Think about silage requirements and prioritise grazing

Plan ahead this spring and think about silage requirements for next winter.

Back to: Forage for Knowledge

Grazed grass is the most economic feed, and you need to get optimum animal performance at grazing but make enough quality winter forage. Use silage-making for surplus forage to maintain quality in front of the stock both when grazing or for conserved forage.

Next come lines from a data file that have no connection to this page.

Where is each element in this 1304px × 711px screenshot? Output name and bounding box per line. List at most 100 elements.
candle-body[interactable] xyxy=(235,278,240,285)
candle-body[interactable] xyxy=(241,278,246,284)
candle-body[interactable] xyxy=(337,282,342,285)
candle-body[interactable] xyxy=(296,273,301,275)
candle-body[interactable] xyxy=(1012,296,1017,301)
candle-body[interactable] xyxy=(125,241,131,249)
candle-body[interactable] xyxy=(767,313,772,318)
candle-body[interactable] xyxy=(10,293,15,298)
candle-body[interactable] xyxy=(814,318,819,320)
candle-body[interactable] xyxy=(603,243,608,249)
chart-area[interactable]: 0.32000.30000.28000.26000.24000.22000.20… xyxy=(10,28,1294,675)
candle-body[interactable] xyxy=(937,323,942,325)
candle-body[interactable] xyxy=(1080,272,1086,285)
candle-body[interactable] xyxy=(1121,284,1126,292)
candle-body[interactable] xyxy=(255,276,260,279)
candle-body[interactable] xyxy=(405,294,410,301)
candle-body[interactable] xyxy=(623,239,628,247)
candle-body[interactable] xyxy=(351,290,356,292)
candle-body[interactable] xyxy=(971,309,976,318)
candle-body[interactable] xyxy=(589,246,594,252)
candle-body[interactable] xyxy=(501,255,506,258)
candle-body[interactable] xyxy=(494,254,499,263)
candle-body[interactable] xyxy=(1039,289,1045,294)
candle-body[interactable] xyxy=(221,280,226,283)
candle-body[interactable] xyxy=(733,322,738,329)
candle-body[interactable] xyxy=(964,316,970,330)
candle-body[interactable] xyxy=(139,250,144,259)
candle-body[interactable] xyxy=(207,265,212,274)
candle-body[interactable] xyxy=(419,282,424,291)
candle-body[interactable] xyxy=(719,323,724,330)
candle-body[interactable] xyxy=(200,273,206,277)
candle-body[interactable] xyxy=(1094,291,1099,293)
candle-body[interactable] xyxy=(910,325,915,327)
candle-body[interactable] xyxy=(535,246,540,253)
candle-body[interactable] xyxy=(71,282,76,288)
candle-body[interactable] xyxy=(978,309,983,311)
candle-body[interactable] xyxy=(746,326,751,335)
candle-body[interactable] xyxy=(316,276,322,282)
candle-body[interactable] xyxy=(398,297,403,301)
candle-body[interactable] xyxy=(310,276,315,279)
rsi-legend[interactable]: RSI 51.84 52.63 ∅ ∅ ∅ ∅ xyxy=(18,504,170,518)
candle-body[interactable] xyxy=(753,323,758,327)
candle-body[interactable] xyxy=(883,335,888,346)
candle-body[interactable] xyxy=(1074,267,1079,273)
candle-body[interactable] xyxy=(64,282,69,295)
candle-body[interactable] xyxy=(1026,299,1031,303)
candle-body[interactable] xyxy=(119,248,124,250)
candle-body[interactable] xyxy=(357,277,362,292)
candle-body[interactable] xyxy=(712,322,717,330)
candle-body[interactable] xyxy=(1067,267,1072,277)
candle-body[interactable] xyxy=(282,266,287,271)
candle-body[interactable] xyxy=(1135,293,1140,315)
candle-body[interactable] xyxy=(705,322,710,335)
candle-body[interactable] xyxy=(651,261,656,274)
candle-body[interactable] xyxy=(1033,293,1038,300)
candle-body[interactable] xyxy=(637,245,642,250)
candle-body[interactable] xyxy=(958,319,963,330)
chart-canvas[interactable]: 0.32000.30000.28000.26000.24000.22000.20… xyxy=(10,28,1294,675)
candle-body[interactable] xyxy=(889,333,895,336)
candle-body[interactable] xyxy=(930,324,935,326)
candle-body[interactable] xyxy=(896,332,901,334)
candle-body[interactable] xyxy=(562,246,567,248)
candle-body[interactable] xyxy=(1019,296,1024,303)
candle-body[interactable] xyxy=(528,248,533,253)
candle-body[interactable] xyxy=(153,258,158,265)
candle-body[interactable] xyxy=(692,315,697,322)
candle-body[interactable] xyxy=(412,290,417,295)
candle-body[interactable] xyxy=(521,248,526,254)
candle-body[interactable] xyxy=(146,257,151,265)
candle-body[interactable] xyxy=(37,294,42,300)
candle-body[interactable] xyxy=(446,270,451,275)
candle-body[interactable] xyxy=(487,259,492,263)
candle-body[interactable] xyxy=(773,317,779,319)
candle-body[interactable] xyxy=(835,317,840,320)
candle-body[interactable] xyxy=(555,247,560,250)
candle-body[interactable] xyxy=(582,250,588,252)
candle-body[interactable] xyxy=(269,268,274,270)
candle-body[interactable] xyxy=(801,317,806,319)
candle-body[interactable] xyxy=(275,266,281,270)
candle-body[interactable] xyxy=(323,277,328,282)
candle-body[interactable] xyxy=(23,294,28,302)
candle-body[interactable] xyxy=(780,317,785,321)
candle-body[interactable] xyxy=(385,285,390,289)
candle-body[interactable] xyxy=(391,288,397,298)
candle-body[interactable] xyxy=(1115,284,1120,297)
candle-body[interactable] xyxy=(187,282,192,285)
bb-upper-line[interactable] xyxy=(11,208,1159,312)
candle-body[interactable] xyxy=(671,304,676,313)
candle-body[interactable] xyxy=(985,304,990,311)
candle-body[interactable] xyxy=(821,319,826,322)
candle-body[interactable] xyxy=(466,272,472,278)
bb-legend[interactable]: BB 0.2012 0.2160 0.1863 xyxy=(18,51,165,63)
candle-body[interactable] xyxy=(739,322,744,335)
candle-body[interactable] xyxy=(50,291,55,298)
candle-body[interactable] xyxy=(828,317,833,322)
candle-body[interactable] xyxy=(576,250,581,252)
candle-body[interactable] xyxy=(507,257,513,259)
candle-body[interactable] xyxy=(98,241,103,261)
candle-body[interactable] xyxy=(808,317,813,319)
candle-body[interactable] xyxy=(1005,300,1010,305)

How to minimise losses before silage-making

  • Assess last year’s silage to identify areas for improvement, such as dry matter level, leaf to stem ratio, fermentation quality and proportion of seed heads belonging to sown species
  • Soil test silage fields to make sure potash and sulphur levels are sufficient
  • Ensure swards have high proportions of high digestibility grasses and clovers
  • Carefully match cutting dates to grass ear emergence for the type of silage required – cut when about 50% of ears have emerged for a 66 D-value forage, earlier for higher quality at the expense of yield, and later where quantity is the key requirement
  • Store silage from different fields and cuts separately if possible or mark the wrap – so the higher quality can be fully utilised in feeding
  • Have all silages analysed to enable the most accurate and cost-effective utilisation.

Calculate winter feed requirements

Winter feed requirements need to take into account the volume and quality of winter forage that is required, and for which groups of stock. The quality requirements for cattle to be finished over the winter months are very different from those of spring calving suckler cows or ewes. Also take into account storage, feeding and harvest losses, which can account to 25% or more.